United States Court of Appeals, Ninth Circuit.
PLATFORM 10, LLC, Plaintiff-Appellant,
v.
BATTLE MOUNTAIN BAND OF the TE-MOAK TRIBE OF WESTERN SHOSHONE INDIANS OF NEVADA, Defendant-Appellee.
No. 21-17018
|
Submitted August 16, 2022* San Francisco, California
|
Filed August 18, 2022
Appeal from the United States District Court for the District of Nevada, Robert Clive Jones, District Judge, Presiding, D.C. No. 3:20-cv-00238-RCJ-CLB
Before: FERNANDEZ, SILVERMAN, and N.R. SMITH, Circuit Judges.

MEMORANDUM**

Platform 10, LLC (Platform 10) appeals from the district court’s dismissal of its breach of contract action against the Battle Mountain Band of the Te-Moak Tribe of Western Shoshone Indians of Nevada (the Band) for lack of subject matter jurisdiction. We review de novo,1 and we affirm.

The district court correctly determined that Platform 10 failed to carry its burden of establishing federal subject matter jurisdiction. See id.; see also 28 U.S.C. § 1331.2 Platform 10’s two causes of action—for breaches of contract and the covenant of good faith and fair dealing—are precisely the sort of “run-of-the-mill contract claims”3 over which federal courts do not have jurisdiction, regardless of the presence of an Indian tribe. See Gila River Indian Cmty. v. Henningson, Durham & Richardson, 626 F.2d 708, 714–15 (9th Cir. 1980); see also Begay v. Kerr-McGee Corp., 682 F.2d 1311, 1315 (9th Cir. 1982). They were not created by federal law, nor is Platform 10’s claimed right to relief dependent “on the resolution of a substantial question of federal law.” Peabody Coal Co. v. Navajo Nation, 373 F.3d 945, 949 (9th Cir. 2004). The claims do not arise under federal law merely because the subject of the parties’ contract was construction of a gaming facility that would itself be subject to federal regulation and oversight. See Littell v. Nakai, 344 F.2d 486, 487–88 (9th Cir. 1965). Rather, any right to relief manifestly sounds in basic contract and tort. See Peabody Coal Co., 373 F.3d at 951; Newtok Village, 21 F.4th at 619.
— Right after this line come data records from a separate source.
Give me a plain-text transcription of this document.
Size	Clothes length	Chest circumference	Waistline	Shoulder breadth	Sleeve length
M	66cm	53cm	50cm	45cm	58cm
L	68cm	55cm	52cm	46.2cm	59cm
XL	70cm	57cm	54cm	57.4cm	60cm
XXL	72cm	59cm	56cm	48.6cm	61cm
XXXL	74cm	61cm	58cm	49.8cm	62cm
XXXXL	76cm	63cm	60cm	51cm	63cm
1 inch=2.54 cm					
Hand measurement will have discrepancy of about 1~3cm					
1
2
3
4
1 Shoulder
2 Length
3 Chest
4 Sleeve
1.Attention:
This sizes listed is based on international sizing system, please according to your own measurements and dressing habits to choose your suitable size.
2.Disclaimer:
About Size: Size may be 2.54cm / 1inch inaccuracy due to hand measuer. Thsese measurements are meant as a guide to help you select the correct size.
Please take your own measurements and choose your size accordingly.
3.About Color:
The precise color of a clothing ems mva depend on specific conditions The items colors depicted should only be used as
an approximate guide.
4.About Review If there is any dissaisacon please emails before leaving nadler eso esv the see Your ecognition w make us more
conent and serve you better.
Moreover, the Band’s alleged consent to federal court jurisdiction and waiver of sovereign immunity in the contract cannot confer federal jurisdiction where none otherwise exists. See Morongo Band of Mission Indians v. Cal. State Bd. of Equalization, 858 F.2d 1376, 1380 (9th Cir. 1988); United States v. Park Place Assocs., 563 F.3d 907, 923 (9th Cir. 2009).

AFFIRMED.

All Citations
Not Reported in Fed. Rptr., 2022 WL 3543339


Footnotes

*

The panel unanimously concludes this case is suitable for decision without oral argument. See Fed. R. App. P. 34(a)(2).

**

This disposition is not appropriate for publication and is not precedent except as provided by Ninth Circuit Rule 36-3.

1

See Newtok Village v. Patrick, 21 F.4th 608, 615 (9th Cir. 2021).

2

We address federal question jurisdiction only because that is the only basis for jurisdiction asserted in Platform 10’s opening brief. See Padgett v. Wright, 587 F.3d 983, 985 & n.2 (9th Cir. 2009) (per curiam).

3

Cabazon Band of Mission Indians v. Wilson, 124 F.3d 1050, 1055 (9th Cir. 1997).